#16: ASMR 2018 Presentation: MnOx Production and Harvesting

 In BioMining Products, Company News

Hi All!

After a quiet and productive holiday season we are pleased to announce our next up coming presentation…

“Manganese Oxide Production and Harvesting Using Metal Removal Units”

at the…

American Society for Mining & Reclamation, 2018 Meeting In St Louis, MO

 

Im really looking forward to visiting St Louis and climbing the arch.  Here is the abstract!  Cheers, and hope to see you there!  Colin

 

Manganese Oxide Production and Harvesting Using Metal Removal Units

C.A. Lennox

Abstract: Metal Reclamations Units (MRUs) are gravity driven, modular, scalable, rapidly

deployed wetland bioreactors.
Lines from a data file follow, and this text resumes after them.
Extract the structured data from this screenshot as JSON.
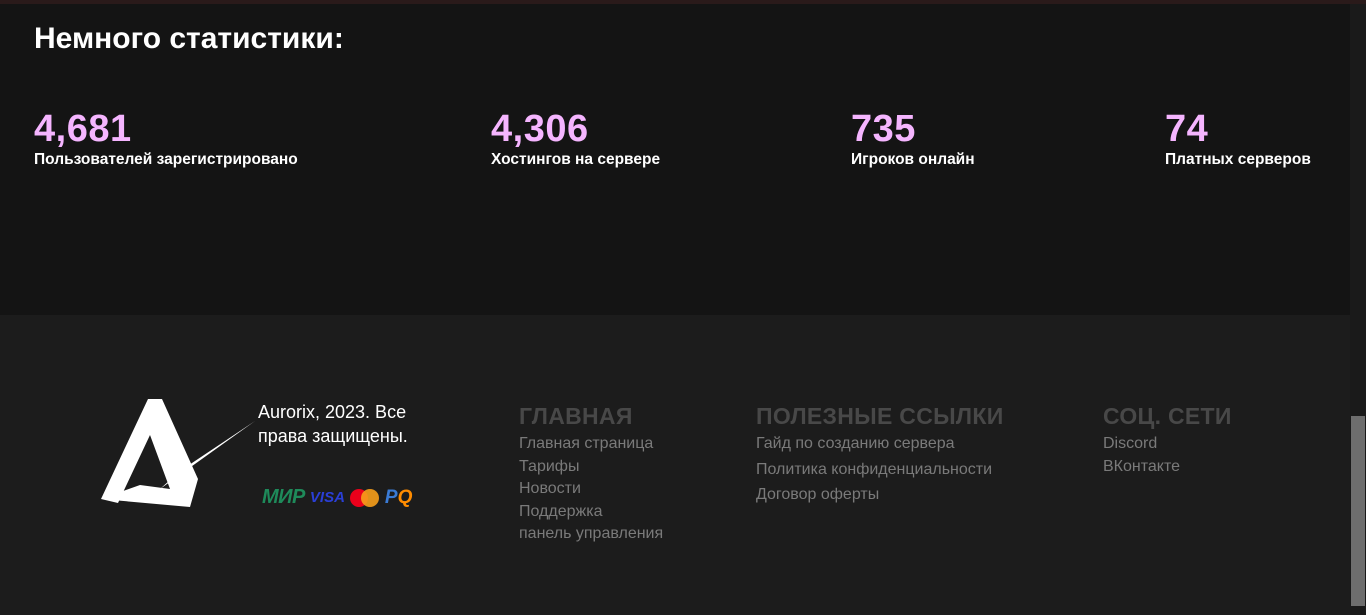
{
  "stats": {
    "title": "Немного статистики:",
    "items": [
      {
        "value": "4,681",
        "label": "Пользователей зарегистрировано"
      },
      {
        "value": "4,306",
        "label": "Хостингов на сервере"
      },
      {
        "value": "735",
        "label": "Игроков онлайн"
      },
      {
        "value": "74",
        "label": "Платных серверов"
      }
    ],
    "value_color": "#f5b5ff"
  },
  "footer": {
    "copyright": "Aurorix, 2023. Все права защищены.",
    "payments": {
      "mir": "МИР",
      "visa": "VISA",
      "pq_main": "P",
      "pq_accent": "Q"
    },
    "columns": {
      "main": {
        "title": "ГЛАВНАЯ",
        "links": [
          "Главная страница",
          "Тарифы",
          "Новости",
          "Поддержка",
          "панель управления"
        ]
      },
      "useful": {
        "title": "ПОЛЕЗНЫЕ ССЫЛКИ",
        "links": [
          "Гайд по созданию сервера",
          "Политика конфиденциальности",
          "Договор оферты"
        ]
      },
      "social": {
        "title": "СОЦ. СЕТИ",
        "links": [
          "Discord",
          "ВКонтакте"
        ]
      }
    }
  },
  "icons": {
    "logo": "aurorix-logo-icon",
    "mastercard": "mastercard-icon"
  }
}
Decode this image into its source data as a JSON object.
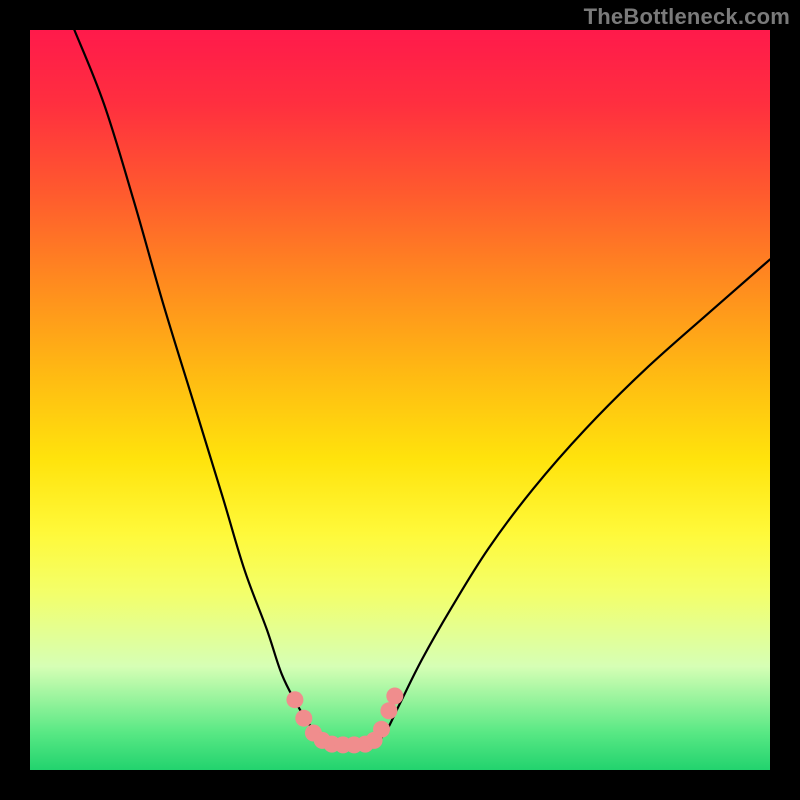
{
  "watermark": "TheBottleneck.com",
  "chart_data": {
    "type": "line",
    "title": "",
    "xlabel": "",
    "ylabel": "",
    "xlim": [
      0,
      100
    ],
    "ylim": [
      0,
      100
    ],
    "grid": false,
    "legend": false,
    "series": [
      {
        "name": "left-curve",
        "x": [
          6,
          10,
          14,
          18,
          22,
          26,
          29,
          32,
          34,
          36,
          37.5,
          39,
          40,
          40.8
        ],
        "y": [
          100,
          90,
          77,
          63,
          50,
          37,
          27,
          19,
          13,
          9,
          6.5,
          4.5,
          3.5,
          3.5
        ]
      },
      {
        "name": "right-curve",
        "x": [
          46.5,
          48,
          50,
          53,
          57,
          62,
          68,
          75,
          83,
          92,
          100
        ],
        "y": [
          3.5,
          5,
          9,
          15,
          22,
          30,
          38,
          46,
          54,
          62,
          69
        ]
      }
    ],
    "highlight_segments": {
      "name": "pink-overlay",
      "color": "#f08d8d",
      "points": [
        {
          "x": 35.8,
          "y": 9.5
        },
        {
          "x": 37.0,
          "y": 7.0
        },
        {
          "x": 38.3,
          "y": 5.0
        },
        {
          "x": 39.5,
          "y": 4.0
        },
        {
          "x": 40.8,
          "y": 3.5
        },
        {
          "x": 42.3,
          "y": 3.4
        },
        {
          "x": 43.8,
          "y": 3.4
        },
        {
          "x": 45.3,
          "y": 3.5
        },
        {
          "x": 46.5,
          "y": 4.0
        },
        {
          "x": 47.5,
          "y": 5.5
        },
        {
          "x": 48.5,
          "y": 8.0
        },
        {
          "x": 49.3,
          "y": 10.0
        }
      ]
    },
    "gradient_colors": {
      "top": "#ff1a4b",
      "mid": "#ffe30c",
      "bottom": "#22d36e"
    }
  }
}
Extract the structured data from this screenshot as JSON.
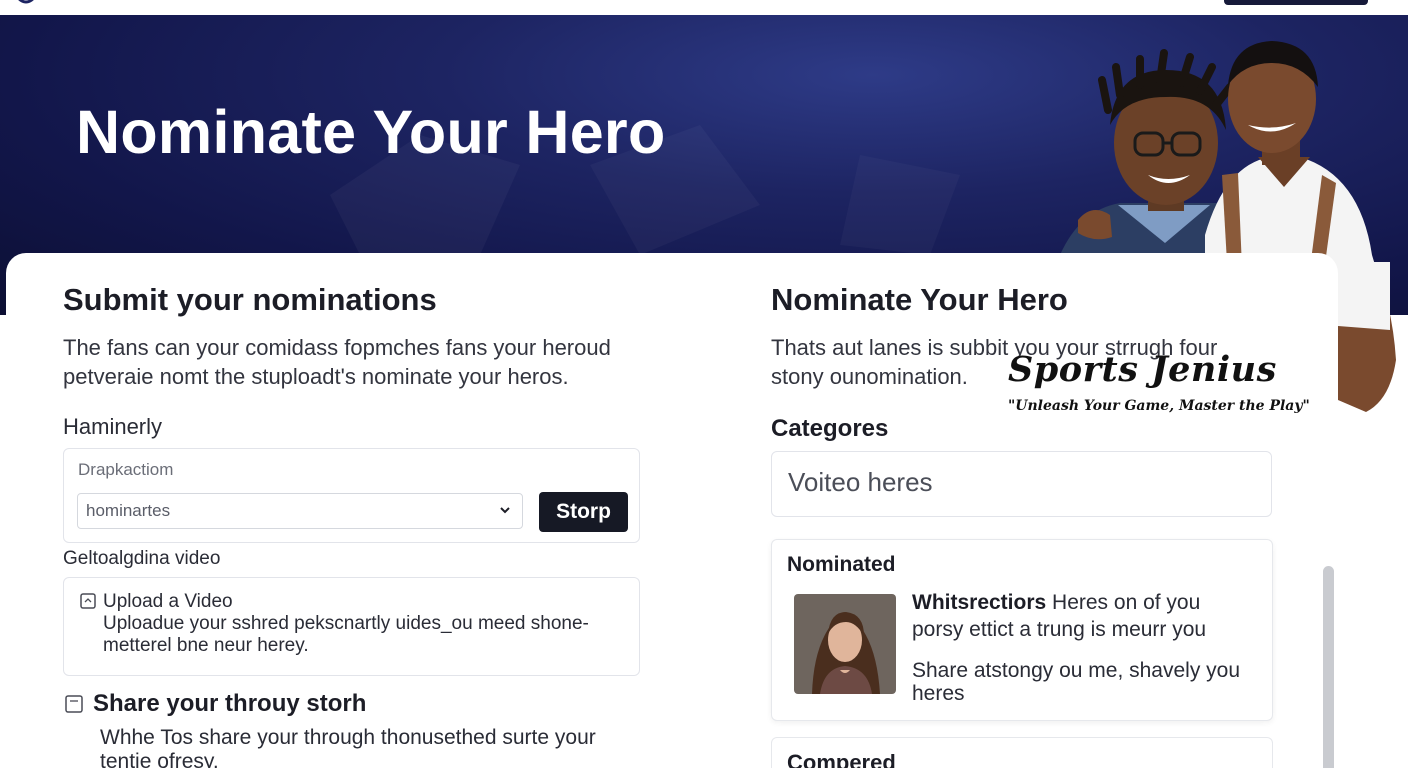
{
  "hero": {
    "title": "Nominate Your Hero"
  },
  "left": {
    "heading": "Submit your nominations",
    "intro_line1": "The fans can your comidass fopmches fans your heroud",
    "intro_line2": "petveraie nomt the stuploadt's nominate your heros.",
    "field_label": "Haminerly",
    "field_placeholder": "Drapkactiom",
    "select_value": "hominartes",
    "submit_button": "Storp",
    "video_label": "Geltoalgdina video",
    "upload_title": "Upload a Video",
    "upload_desc_line1": "Uploadue your sshred pekscnartly uides_ou meed shone-",
    "upload_desc_line2": "metterel bne neur herey.",
    "share_heading": "Share your throuy storh",
    "share_desc_line1": "Whhe Tos share your through thonusethed surte your",
    "share_desc_line2": "tentie ofresy."
  },
  "right": {
    "heading": "Nominate Your Hero",
    "intro_line1": "Thats aut lanes is subbit you your strrugh four",
    "intro_line2": "stony ounomination.",
    "categories_label": "Categores",
    "categories_placeholder": "Voiteo heres",
    "nominated_label": "Nominated",
    "nominee_name": "Whitsrectiors",
    "nominee_line1_rest": " Heres on of you",
    "nominee_line2": "porsy ettict a trung is meurr you",
    "nominee_line3": "Share atstongy ou me, shavely you",
    "nominee_line4": "heres",
    "next_card_label": "Compered"
  },
  "brand": {
    "name": "Sports Jenius",
    "tagline": "\"Unleash Your Game, Master the Play\""
  },
  "icons": {
    "chevron": "chevron-down-icon",
    "upload": "upload-icon",
    "share": "share-icon"
  },
  "colors": {
    "hero_bg": "#12164a",
    "button_dark": "#161925",
    "text_primary": "#1c1d26"
  }
}
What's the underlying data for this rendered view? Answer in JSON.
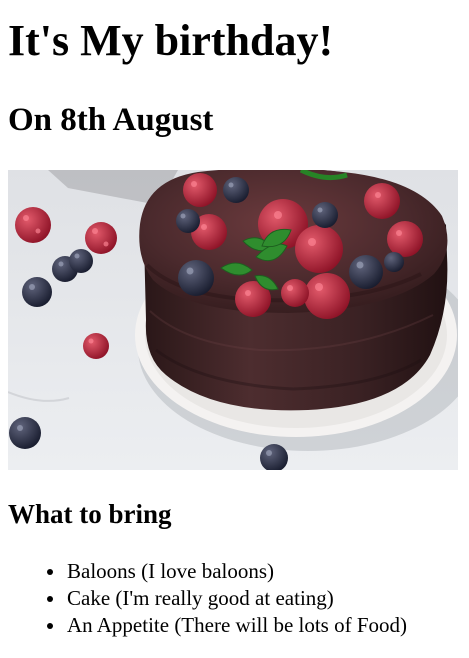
{
  "page": {
    "title": "It's My birthday!",
    "subtitle": "On 8th August",
    "image": {
      "subject": "chocolate cake with berries",
      "colors": {
        "background": "#e6e7ea",
        "chocolate": "#3a2424",
        "plate": "#f2f0ef",
        "raspberry": "#c72d46",
        "blueberry": "#24283e",
        "mint": "#2f8d2e"
      }
    },
    "section_heading": "What to bring",
    "bring_list": [
      "Baloons (I love baloons)",
      "Cake (I'm really good at eating)",
      "An Appetite (There will be lots of Food)"
    ]
  }
}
The biofilm which grows upon the organic supporting matrix in

the MRUs is self-selecting and determined by the introduced pollutant loads and how they are

naturally attenuated. MRUs remove Mn at pH <7 when total Fe is removed to <0.35 mg/L,

organic carbon is available, and 4-6 weeks is allowed for biomass accrual in mild to warm

Weather. It is hypothesized that organic carbon from upstream wetlands are a food source driving

fungal oxidation of Mn2+ to MnOx (Birnessite). When the noted conditions are

achieved/surpassed, Mn2+ is removed at rates up to 370 grams/m3/day at 225+ Lpm. Data

suggests that organic carbon and organic structural matrix additives which consider

complimenting/conjoined biofilm metabolic pathways increase biological remediation of metals. Further,

this method of biological manganese oxide production provides useful byproducts for further

water treatment, the battery industry, and agriculture.  

 

Additional Keywords: biofilm, natural attenuation, fungal manganese oxidation

 

  1. Oral paper presented at the 2018 National Meeting of the American Society of Mining and

Reclamation, St. Louis, MO: The Gateway to Land Reclamation, June 3 – 7, 2018. Published

by ASMR; 1305 Weathervane Dr., Champaign, IL 61821.

  1. Colin A. Lennox, CEO BioMining Products and MRU Inventor, Altoona, PA 16601
  2. Work reported here was conducted near 400 42’ 54.26” N; 780 25’21.01” W.